C’est pourquoi j’ai lu avec tristesse sa description de notre campagne. Elle la décrit en passant à peu près sous silence le véritable travail qui a été fait pour la faire élire. Je comprends qu’elle le fait pour renforcer le narratif d’une campagne qui rejette les normes de la politique traditionnelle, mais le problème c’est que c’est faux. 
Ce qui a fait gagner Catherine, comme dans toutes les campagnes, ce sont les milliers d’heures passées au téléphone et en porte-à-porte. Dans le livre comme à l’époque, ce travail militant «ordinaire» ne l’intéresse pas. 
Il y avait bien sûr le comité d’artistes dont elle parle, composé de gens créatifs pour qui j’ai énormément de respect et c’est vrai qu’ils ont contribué à ce que notre campagne sorte du cadre, mais ils ont eu un impact somme toute marginal sur la campagne en tant que tel. D’ailleurs, à peu près toutes les idées créatives qu’elle énumère, comme celle de coller des étiquettes avec des citations poétiques sur nos affiches électorales, n’ont pas émergé du comité artistique.
En fait, une part importante de mon travail de coordonnateur des communications a été d’encadrer certains de ces élans artistiques qui auraient eu comme conséquence de nuire gravement à notre campagne. Catherine était par exemple résolument décidée à participer à un projet de vidéo dont le scénario consistait à la voir détruire un mannequin représentant Justin Trudeau à coup de pelle. Gabriel et Manon avaient également dû intervenir pour la convaincre. 

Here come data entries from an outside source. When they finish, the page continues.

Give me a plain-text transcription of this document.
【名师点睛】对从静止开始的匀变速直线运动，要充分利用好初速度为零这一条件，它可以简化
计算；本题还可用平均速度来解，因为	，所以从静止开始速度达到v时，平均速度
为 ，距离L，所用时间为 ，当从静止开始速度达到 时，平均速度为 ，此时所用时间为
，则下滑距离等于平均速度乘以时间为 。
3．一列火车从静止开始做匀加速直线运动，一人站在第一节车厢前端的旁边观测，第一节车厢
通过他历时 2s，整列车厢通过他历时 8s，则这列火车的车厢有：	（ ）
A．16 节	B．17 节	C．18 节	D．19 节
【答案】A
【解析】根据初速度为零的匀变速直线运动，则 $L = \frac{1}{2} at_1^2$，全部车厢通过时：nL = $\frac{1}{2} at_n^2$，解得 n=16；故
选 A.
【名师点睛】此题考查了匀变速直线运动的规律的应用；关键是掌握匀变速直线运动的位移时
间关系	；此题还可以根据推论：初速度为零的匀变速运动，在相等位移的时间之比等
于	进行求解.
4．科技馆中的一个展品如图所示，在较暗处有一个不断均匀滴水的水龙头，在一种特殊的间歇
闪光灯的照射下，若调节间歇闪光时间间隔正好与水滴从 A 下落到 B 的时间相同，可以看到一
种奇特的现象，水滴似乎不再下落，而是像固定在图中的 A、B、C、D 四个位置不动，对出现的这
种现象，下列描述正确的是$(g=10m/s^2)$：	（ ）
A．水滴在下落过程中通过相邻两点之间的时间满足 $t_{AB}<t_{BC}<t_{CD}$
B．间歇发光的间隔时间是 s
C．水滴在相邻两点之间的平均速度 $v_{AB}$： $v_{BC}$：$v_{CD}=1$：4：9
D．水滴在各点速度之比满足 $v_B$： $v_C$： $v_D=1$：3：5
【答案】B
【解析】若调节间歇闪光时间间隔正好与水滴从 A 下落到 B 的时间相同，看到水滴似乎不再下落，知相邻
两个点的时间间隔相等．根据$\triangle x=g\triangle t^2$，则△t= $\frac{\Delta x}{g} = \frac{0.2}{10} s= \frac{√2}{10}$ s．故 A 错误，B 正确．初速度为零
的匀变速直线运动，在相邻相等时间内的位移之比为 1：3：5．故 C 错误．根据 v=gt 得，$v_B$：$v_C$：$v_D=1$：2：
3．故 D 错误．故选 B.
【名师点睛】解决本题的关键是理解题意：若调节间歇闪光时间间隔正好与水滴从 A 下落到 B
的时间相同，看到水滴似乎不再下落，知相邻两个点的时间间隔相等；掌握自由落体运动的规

Ce qui nous a fait gagner en 2018, c’est aussi la brillante campagne nationale que nos porte-paroles ont mené ainsi que la machine de mobilisation que nous devons en grande partie à Gabriel. Rappelons qu’avant de bénéficier de la machine de mobilisation de QS, dans le temps avec ON, Catherine avait des scores électoraux faméliques.
Dans son livre, Catherine parle aussi de deux gars «envoyés par Gabriel» pour gagner son investiture. Elle les présente comme de simples pions à qui Gabriel aurait ordonné d’aller dans Taschereau. Je les connais très bien ces gars-là et cette description est profondément insultante. Il s’agit de deux personnes intelligentes et sensibles qui sont capables de prendre leurs propres décisions et qui, comme Gabriel, souhaitaient ardemment voir Catherine gagner.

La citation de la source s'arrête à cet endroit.